An infinite Dielectric and a charge!

We know that the displacement vector due to the charge will be in the inverse square form. Let us choose our coordinate system in a manner that the charge is at the origin, with the dielectric at $z<0$ and vacuum in $z>0$ Thus, Let, $\textbf{D} = \frac{qa_1}{4 \pi r^2}$ $\hat{r}$ for $z<0$

$\textbf{D} = \frac{qa_2}{4 \pi r^2}$ $\hat{r}$ for $z>0$

The boundary conditions at z = 0 at all points away from the origin is that the normal component of D should be continuous and that the tangential component of E must be continuous. Since $\hat{z}.\hat{r} = cos θ$ vanishes at θ = π/2 i.e, when z = 0, the continuity of the normal component of D · $\hat{z}$ is established.

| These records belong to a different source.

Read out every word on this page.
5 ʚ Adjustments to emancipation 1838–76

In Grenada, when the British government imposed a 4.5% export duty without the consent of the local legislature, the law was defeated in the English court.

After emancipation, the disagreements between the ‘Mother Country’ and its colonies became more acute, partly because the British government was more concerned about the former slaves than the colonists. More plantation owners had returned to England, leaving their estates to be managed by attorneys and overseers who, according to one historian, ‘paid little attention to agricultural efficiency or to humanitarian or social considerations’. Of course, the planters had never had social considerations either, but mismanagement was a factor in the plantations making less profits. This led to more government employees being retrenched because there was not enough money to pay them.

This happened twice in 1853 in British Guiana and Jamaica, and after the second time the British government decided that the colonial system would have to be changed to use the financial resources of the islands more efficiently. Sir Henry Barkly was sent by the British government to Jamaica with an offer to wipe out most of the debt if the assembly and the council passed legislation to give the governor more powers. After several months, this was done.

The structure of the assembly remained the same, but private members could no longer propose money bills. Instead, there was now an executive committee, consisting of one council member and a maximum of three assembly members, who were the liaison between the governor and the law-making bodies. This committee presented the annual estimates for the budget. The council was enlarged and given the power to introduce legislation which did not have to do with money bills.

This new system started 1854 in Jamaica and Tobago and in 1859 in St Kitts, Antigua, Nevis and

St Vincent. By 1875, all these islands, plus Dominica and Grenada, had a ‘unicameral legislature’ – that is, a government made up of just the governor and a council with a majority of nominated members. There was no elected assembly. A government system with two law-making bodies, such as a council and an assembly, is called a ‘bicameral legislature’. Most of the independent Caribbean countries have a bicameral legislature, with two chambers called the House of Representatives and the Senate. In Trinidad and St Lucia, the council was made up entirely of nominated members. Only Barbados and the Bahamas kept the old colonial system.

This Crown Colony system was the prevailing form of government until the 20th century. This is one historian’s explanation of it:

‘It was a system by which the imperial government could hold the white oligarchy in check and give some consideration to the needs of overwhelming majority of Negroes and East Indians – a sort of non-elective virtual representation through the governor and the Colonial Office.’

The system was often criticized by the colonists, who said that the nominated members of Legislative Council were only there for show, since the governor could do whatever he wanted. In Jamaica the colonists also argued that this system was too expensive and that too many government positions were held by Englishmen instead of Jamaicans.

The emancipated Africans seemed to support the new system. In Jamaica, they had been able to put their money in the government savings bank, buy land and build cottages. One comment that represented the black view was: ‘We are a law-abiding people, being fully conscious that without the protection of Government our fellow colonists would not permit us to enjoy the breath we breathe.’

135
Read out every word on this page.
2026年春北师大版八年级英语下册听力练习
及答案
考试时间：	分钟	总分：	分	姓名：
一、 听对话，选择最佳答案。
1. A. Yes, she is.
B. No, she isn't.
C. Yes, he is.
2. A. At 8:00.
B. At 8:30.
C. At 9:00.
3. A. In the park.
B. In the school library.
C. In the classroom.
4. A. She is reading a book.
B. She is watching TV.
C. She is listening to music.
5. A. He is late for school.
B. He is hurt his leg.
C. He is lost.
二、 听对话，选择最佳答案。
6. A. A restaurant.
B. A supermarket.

For the electric field we get,

$a_2 = \frac{a_1}{1.5}$ _ _ (1)

By Gauss' Law for dielectrics we have, Flux of displacement vector = Free charge Thus the flux through a sphere of radius R is given by,

$\frac{q(a_1+a_2)}{2} = q$ _ (2)

Using 1 and 2 we have,

$a_1 = 1.2$ and $a_2 = 0.8$

Thus,

$\textbf{D} = \frac{1.2q}{4 \pi r^2}$ $\hat{r}$ for $z<0$

$\textbf{D} = \frac{0.8q}{4 \pi r^2}$ $\hat{r}$ for $z>0$

and hence,

$\textbf{E} = \frac{1.2q}{(1.5)4 \pi \epsilon r^2}$ = $\frac{0.8q}{4 \pi \epsilon r^2}$ $\hat{r}$ or $z<0$

and,

$\textbf{E} = \frac{0.8q}{4 \pi \epsilon r^2}$ $\hat{r}$ for $z>0$

And hence the field is spherically symmetric in the region!

Those pointing out that the field should be less in the dielectric: that would have happened if the charge was completely surrounded by the dielectric medium.